Granelli luminosi di sabbia che il sole ha incendiato e fatto volare lontano, sulla sua testa. Gli hanno parlato di palle di fuoco lontane, forse già spente anche se la loro luce è ancora inspiegabilmente visibile. Fantasmi. Ripensa alla missione. Al pranzo della domenica. Il suo stomaco borbotta dentro le luci ovattate.
Galleggiano nell’aria e solo il suo sonno può ricondurle a terra.
Non vuole dormire. Può guardare le stelle per ore aspettando che la ragnatela di linee vada in frantumi. La mappa dove si è nascosto e che osserva dal di dentro. Di notte fa cadere qualcosa in ogni spicchio di cielo. Tra i fantasmi, convinto che i suoi segreti tengano viva la luce.
L’aria è gelata. Il deserto silenzioso e ostile. Si impronta nel corpo caldo di sua madre, come se volesse tornare dentro di lei. Sua sorella borbotta nel sonno, avvolta nel marsupio di stoffa. La guarda con invidia. Ha la bocca impiastricciata di latte e l’espressione beata di chi si è sfamato.
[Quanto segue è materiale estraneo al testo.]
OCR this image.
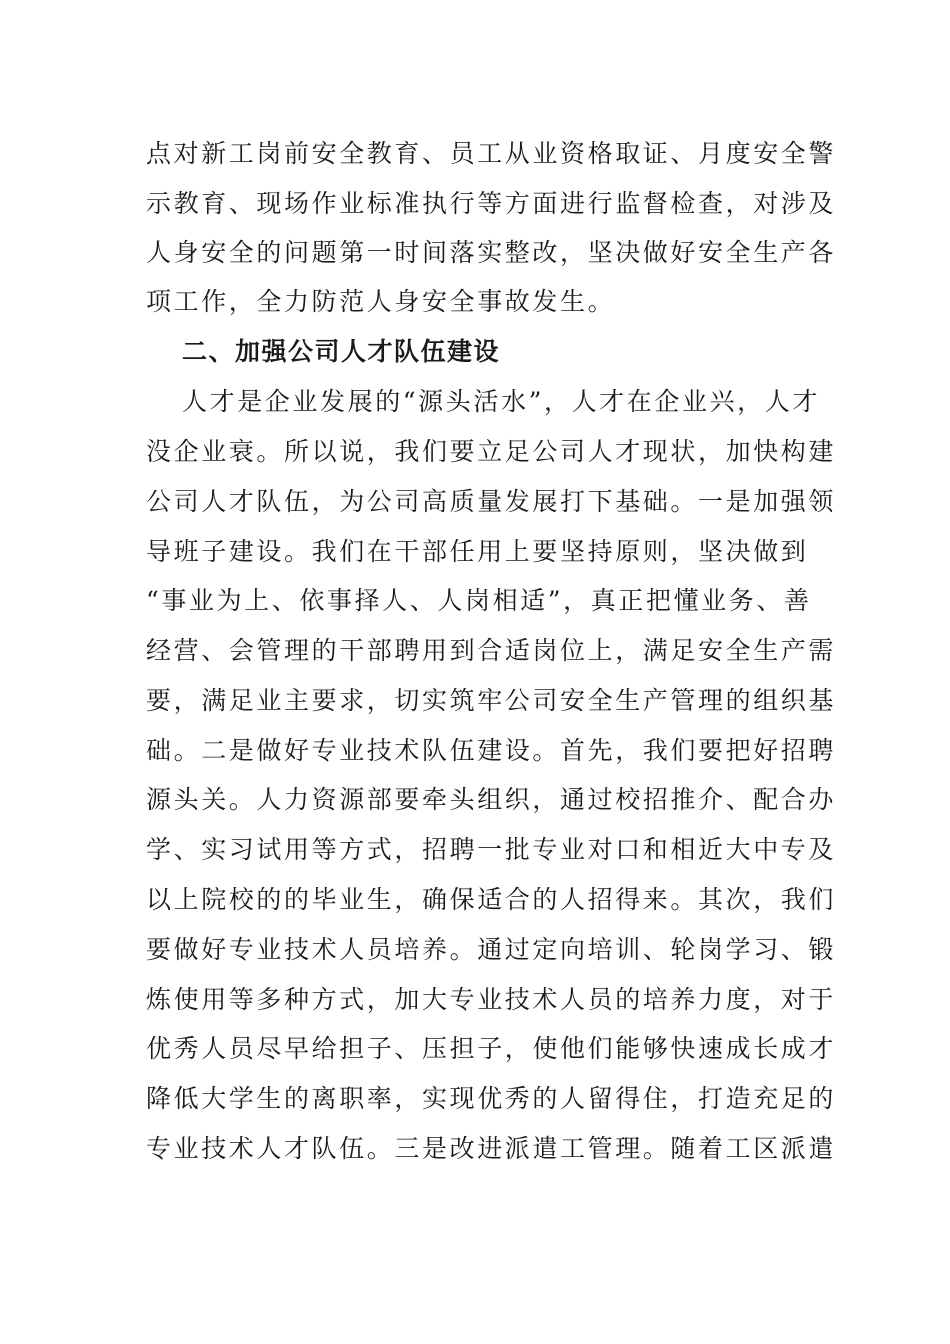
点对新工岗前安全教育、员工从业资格取证、月度安全警
示教育、现场作业标准执行等方面进行监督检查，对涉及
人身安全的问题第一时间落实整改，坚决做好安全生产各
项工作，全力防范人身安全事故发生。
二、加强公司人才队伍建设
人才是企业发展的“源头活水”，人才在企业兴，人才
没企业衰。所以说，我们要立足公司人才现状，加快构建
公司人才队伍，为公司高质量发展打下基础。一是加强领
导班子建设。我们在干部任用上要坚持原则，坚决做到
“事业为上、依事择人、人岗相适”，真正把懂业务、善
经营、会管理的干部聘用到合适岗位上，满足安全生产需
要，满足业主要求，切实筑牢公司安全生产管理的组织基
础。二是做好专业技术队伍建设。首先，我们要把好招聘
源头关。人力资源部要牵头组织，通过校招推介、配合办
学、实习试用等方式，招聘一批专业对口和相近大中专及
以上院校的的毕业生，确保适合的人招得来。其次，我们
要做好专业技术人员培养。通过定向培训、轮岗学习、锻
炼使用等多种方式，加大专业技术人员的培养力度，对于
优秀人员尽早给担子、压担子，使他们能够快速成长成才
降低大学生的离职率，实现优秀的人留得住，打造充足的
专业技术人才队伍。三是改进派遣工管理。随着工区派遣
Qualcuno canta in hausa, la lingua della sua terra. Tende l’orecchio verso le parole. Conosce quella canzone, anche se non capisce tutto. Nyame, il creatore, piange lacrime dolci sulla terra. Laghi, fiumi e anche il mare nascono dal suo dolore. Adu Ogynae, il primo uomo, corre cercando le lacrime perché solo esse possono indicargli la via. Quando avevano lasciato la loro casa, sei giorni prima ma gli sembrano solo pochi minuti, anche lui aveva pensato che dovevano trovare la via. Il modo di dimenticare tutto quel sangue e la paura di scomparire. Non voleva svegliarsi senza un braccio o la testa o con la gola tagliata. Erano passati di casa in casa ed avevano massacrato tutti. Anche gli animali. Non si erano portati via neanche quelli. La piaga del suo piede li aveva risparmiati. La mamma aveva voluto portarlo per forza alla missione, dal dottore, ed adesso guarda con gratitudine la benda che gli serra la caviglia. Pensa che non la toglierà mai, anche se avevano dovuto tenerlo fermo in tre per stringerla bene. Erano tornati al villaggio senza parlarsi, lui chiuso nel suo risentimento, lei nella sua preoccupazione. Poi il silenzio aveva ingoiato tutto sigillando le loro bocche piene di sabbia, gli occhi spalancati che si rifiutavano di trasmettere le immagini al cervello. Se ne erano andati subito, barcollando fra i corpi che cominciavano a puzzare. Poche cose chiuse dentro una sacca di tela. Aveva chiesto a sua madre perché il loro bue era così magro, ora che era morto. E lei aveva risposto che non aveva più sangue. Che se l’erano bevuto tutto”.